Shop Now Pay Later: The Afterpay Potential for Retail

Shop Now Pay Later: The Afterpay Potential for Retail

Shop Now Pay Later: The Afterpay Potential for Retail 1440 428 Chute Gerdeman

For some brands and retailers, the holiday season can represent as much as 30-40% of its annual sales during the months of November and December. According to NRF in 2017 about 174 million Americans shopped in physical stores and online from Thanksgiving Thursday through Cyber Monday, and online sales alone hit a record $6.59 billion on Cyber Monday making it the largest online shopping day in U.S. history, according to research firm Adobe Analytics. But what if retail didn’t have to wait all year long for the big reward? What if there was Christmas in July?


Founded in 2015 in Sydney, Australia, payment platform Afterpay just might be the answer to make those Christmas wish lists become an everyday reality. The interest-free, no annual fee digital platform lets you pay off your purchase in installments.

Available to consumers 18 or older the platform appeals to the Millennial market looking for instant gratification, but reluctant to rack up credit card debt having seen the effects of the 2009 recession. While relatively new in creation, the concept isn’t all that foreign. For example, many of us have become accustomed to parsing out payments for big-ticket items like our phones. The initial price tag may seem unaffordable, but when stretched out over a period of time it feels manageable. Let’s not forget it also encourages customers to shop more often, removing the mental hurdle of buyer’s remorse.

Keeping consumers in check though, Afterpay applies a late payment fee of $10 if not paid on time, and an additional fee of $7 if the payment is not made within seven days. Users are also unable to continue making purchases if they have outstanding debts, and the spending limits are capped at $1,500. While the terms may feel a little loose and have some industry insiders speculating, it begs the question what this type of model could mean for US retail.

Reportedly the service can increase conversion rates and incremental sales by 20-30% for brands and retailers, as well as increase average order value, and total online sales.

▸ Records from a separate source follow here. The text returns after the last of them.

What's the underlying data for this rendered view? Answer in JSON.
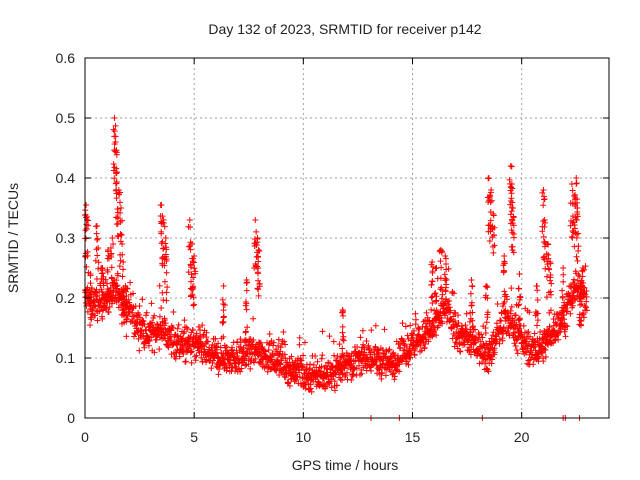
{
  "chart_data": {
    "type": "scatter",
    "title": "Day 132 of 2023, SRMTID for receiver p142",
    "xlabel": "GPS time / hours",
    "ylabel": "SRMTID / TECUs",
    "xlim": [
      0,
      24
    ],
    "ylim": [
      0,
      0.6
    ],
    "x_ticks": [
      0,
      5,
      10,
      15,
      20
    ],
    "x_tick_labels": [
      "0",
      "5",
      "10",
      "15",
      "20"
    ],
    "y_ticks": [
      0,
      0.1,
      0.2,
      0.3,
      0.4,
      0.5,
      0.6
    ],
    "y_tick_labels": [
      "0",
      "0.1",
      "0.2",
      "0.3",
      "0.4",
      "0.5",
      "0.6"
    ],
    "grid": true,
    "marker": "plus",
    "series": [
      {
        "name": "SRMTID",
        "color": "#ff0000",
        "baseline_profile": [
          [
            0.0,
            0.2
          ],
          [
            0.5,
            0.19
          ],
          [
            1.0,
            0.2
          ],
          [
            1.5,
            0.21
          ],
          [
            2.0,
            0.18
          ],
          [
            2.5,
            0.15
          ],
          [
            3.0,
            0.14
          ],
          [
            3.5,
            0.15
          ],
          [
            4.0,
            0.13
          ],
          [
            4.5,
            0.12
          ],
          [
            5.0,
            0.12
          ],
          [
            6.0,
            0.1
          ],
          [
            7.0,
            0.1
          ],
          [
            8.0,
            0.11
          ],
          [
            9.0,
            0.09
          ],
          [
            10.0,
            0.07
          ],
          [
            11.0,
            0.07
          ],
          [
            12.0,
            0.09
          ],
          [
            13.0,
            0.1
          ],
          [
            14.0,
            0.09
          ],
          [
            15.0,
            0.12
          ],
          [
            16.0,
            0.15
          ],
          [
            16.5,
            0.19
          ],
          [
            17.0,
            0.14
          ],
          [
            18.0,
            0.12
          ],
          [
            18.5,
            0.1
          ],
          [
            19.0,
            0.15
          ],
          [
            19.5,
            0.16
          ],
          [
            20.0,
            0.13
          ],
          [
            20.5,
            0.11
          ],
          [
            21.0,
            0.12
          ],
          [
            21.5,
            0.15
          ],
          [
            22.0,
            0.17
          ],
          [
            22.5,
            0.22
          ],
          [
            23.0,
            0.2
          ]
        ],
        "spikes": [
          [
            0.05,
            0.355
          ],
          [
            0.1,
            0.33
          ],
          [
            0.25,
            0.24
          ],
          [
            0.55,
            0.32
          ],
          [
            0.8,
            0.25
          ],
          [
            1.05,
            0.28
          ],
          [
            1.25,
            0.3
          ],
          [
            1.35,
            0.5
          ],
          [
            1.4,
            0.46
          ],
          [
            1.45,
            0.41
          ],
          [
            1.55,
            0.38
          ],
          [
            1.65,
            0.35
          ],
          [
            1.75,
            0.26
          ],
          [
            1.85,
            0.22
          ],
          [
            3.5,
            0.355
          ],
          [
            3.6,
            0.33
          ],
          [
            3.7,
            0.3
          ],
          [
            4.8,
            0.33
          ],
          [
            4.9,
            0.29
          ],
          [
            5.0,
            0.27
          ],
          [
            6.35,
            0.22
          ],
          [
            7.4,
            0.23
          ],
          [
            7.8,
            0.33
          ],
          [
            7.9,
            0.3
          ],
          [
            7.95,
            0.28
          ],
          [
            11.8,
            0.18
          ],
          [
            15.9,
            0.26
          ],
          [
            16.1,
            0.25
          ],
          [
            16.3,
            0.28
          ],
          [
            16.5,
            0.27
          ],
          [
            17.7,
            0.23
          ],
          [
            18.4,
            0.22
          ],
          [
            18.5,
            0.4
          ],
          [
            18.6,
            0.38
          ],
          [
            18.7,
            0.34
          ],
          [
            19.2,
            0.27
          ],
          [
            19.5,
            0.42
          ],
          [
            19.55,
            0.39
          ],
          [
            19.6,
            0.35
          ],
          [
            19.9,
            0.24
          ],
          [
            20.7,
            0.22
          ],
          [
            21.0,
            0.38
          ],
          [
            21.05,
            0.33
          ],
          [
            21.2,
            0.29
          ],
          [
            21.3,
            0.26
          ],
          [
            21.9,
            0.25
          ],
          [
            22.3,
            0.39
          ],
          [
            22.4,
            0.37
          ],
          [
            22.5,
            0.4
          ],
          [
            22.55,
            0.35
          ],
          [
            22.7,
            0.22
          ],
          [
            22.8,
            0.25
          ]
        ],
        "zero_points": [
          13.1,
          14.4,
          18.2,
          21.9,
          22.0,
          22.65
        ]
      }
    ]
  }
}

While the initial launch of the platform was focused on online sales, Afterpay opted to expand into in-store late in 2017. Most recently the Aussie-based platform launched in the US with fashion and lifestyle retailer Urban Outfitters, Inc., including brands Urban Outfitters, Anthropologie, and Free People.

What you might be asking at this point is how does Afterpay make its money? Afterpay states that 80 percent of its revenue comes from fees paid by retailers, and the remaining 20 percent comes from late fees.

For retailers and brands it might be an investment to implement, but considering consumer purchasing habits and how they’re evolving, a platform like Afterpay could be the answer to online growth and positive retail store sales.